Der Rundgang beginnt denn auch mit der Geschichte des brasilianischen Fussballs: Mit einem gewissen Arthur Friedenreich, Sohn eines Deutschen und einer dunkelhäutigen Brasilianerin, der erst Diskriminierung erleiden musste, um dann beim Gewinn der Südamerika-Meisterschaft im Jahr 1919 zum Helden der Nation zu avancieren; mit dem ungewohnt weissen Trikot der Brasilianer, die erst ab der bitteren Finalniederlage gegen Uruguay 1950 im besser bekannten Blau-Gelb aufliefen; mit dem an die mexikanischen Erdbebenopfer erinnernden Stirnband von Sokrates, der nicht nur für seine Traumpässe bekannt war, sondern auch für sein soziales Engagement. Und erst wenn man erfahren hat, dass Pelé seinen Spitznamen einem Goalie namens Bilé verdankt, dessen Name er als Kind nie richtig aussprechen konnte, erst dann kommt man in der WM 2014 an.

Rapport einer Beissattacke

Auch durch den zweiten Teil der Ausstellung geht es chronologisch, angefangen mit den Tenues aller Teams und dem Schiedsrichterrapport, in dem geschildert wird, wie der Uruguayer Luis Suarez den Italiener Giorgio Chiellini biss. In Vitrinen stehen die Schuhe von Miroslav Klose, mit denen der Deutsche seine WM-Treffer 15 und 16 erzielte, Rekordtorschütze wurde und beim 7:1 gegen Brasilien mitverantwortlich für die bitteren Tränen der Gastgeber war.

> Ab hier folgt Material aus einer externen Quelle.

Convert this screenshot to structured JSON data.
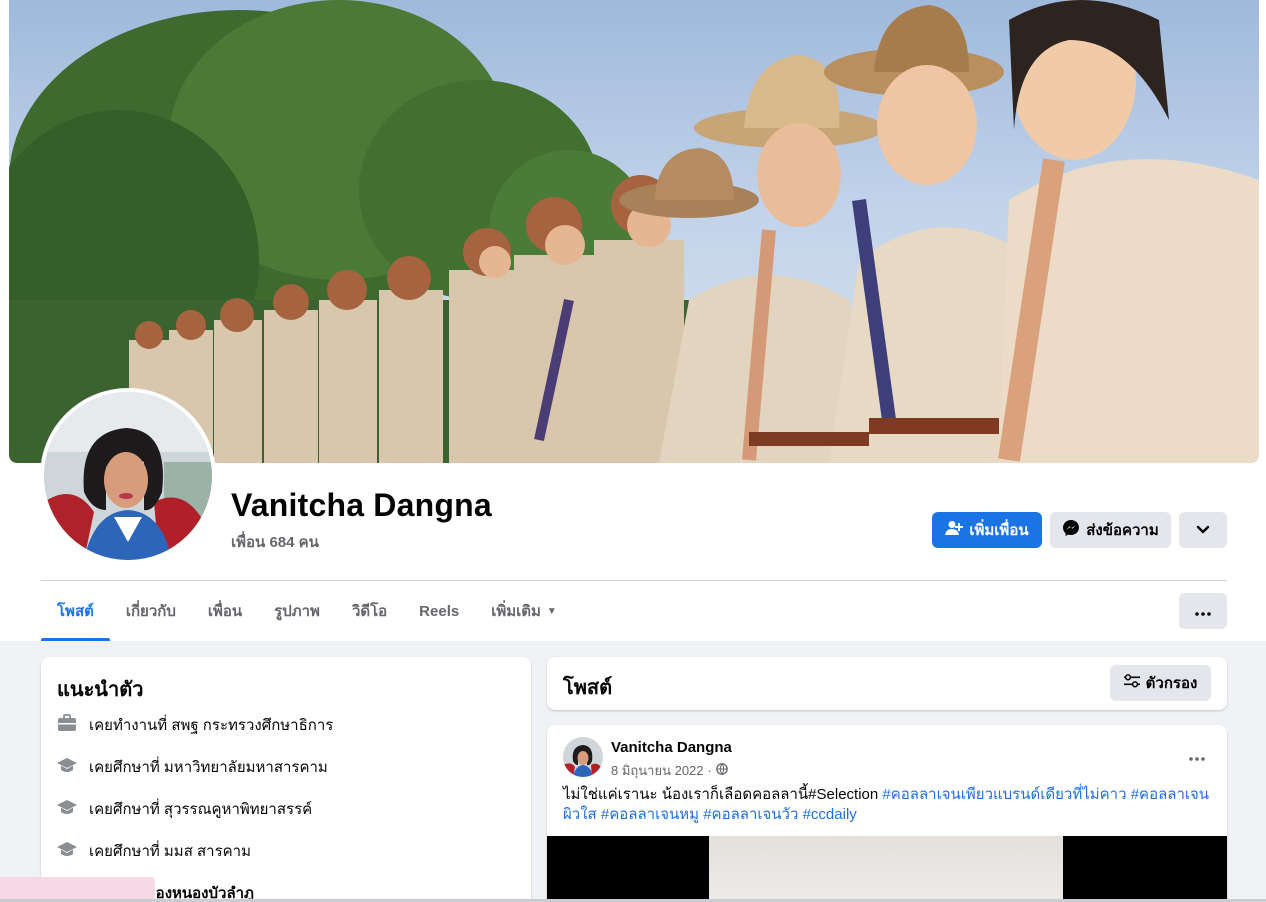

Es sei nicht einfach gewesen, an die Trouvaillen zu kommen, sagt Fabrice Deschamps. Nicht jeder Spieler hatte Lust, Schuh oder Trikot der Fifa zu vermachen. Andere dagegen wollten mit einem Beitrag Teil der Fussballgeschichte werden.

Aus dem Fundus der WM 2014 ist nur ein Teil ausgestellt. Für jede Turnierphase wurden wenige charakteristische Objekte herausgepickt. Videostationen laden dazu ein, Hintergründe zu entdecken. Wer sich Zeit nimmt und danach sucht, findet auf den interaktiven Bildschirmen sogar selbstkritische Ansätze: Aufnahmen von Protesten gegen die Zwangsumsiedlungen und gigantischen Kosten, die diese Veranstaltung verursachte.

Im Frühling kommt die nächste

Auf den zwei grossen Wandprojektionen dominieren freilich die positiven Emotionen. Untermalt von Torjubel und Sambaklängen sind noch einmal die schönen und entscheidenden Momente zu sehen, von der Gruppenphase bis zum Final. Von der Abschlussfeier hat sich Deschamps Team die Gitarre von Carlos Santana gesichert, vom Endspiel ein Stück Rasen samt Seitenlinie-Markierung. Ein Schweizer Tierpräparator habe dafür gesorgt, dass der Rasen auch in 30 Jahren noch frisch aussehen werde, erklärt Moritz Ansorge, der für die Objekte zuständig ist. «In 30 Jahren wird dieses Stück noch viel kräftiger strahlen», ist Ansorge überzeugt. Er arbeitet bereits an der nächsten Sonderschau. Sie ist im Frühling geplant und geht auf die Anfänge der Fussballweltmeisterschaften zurück.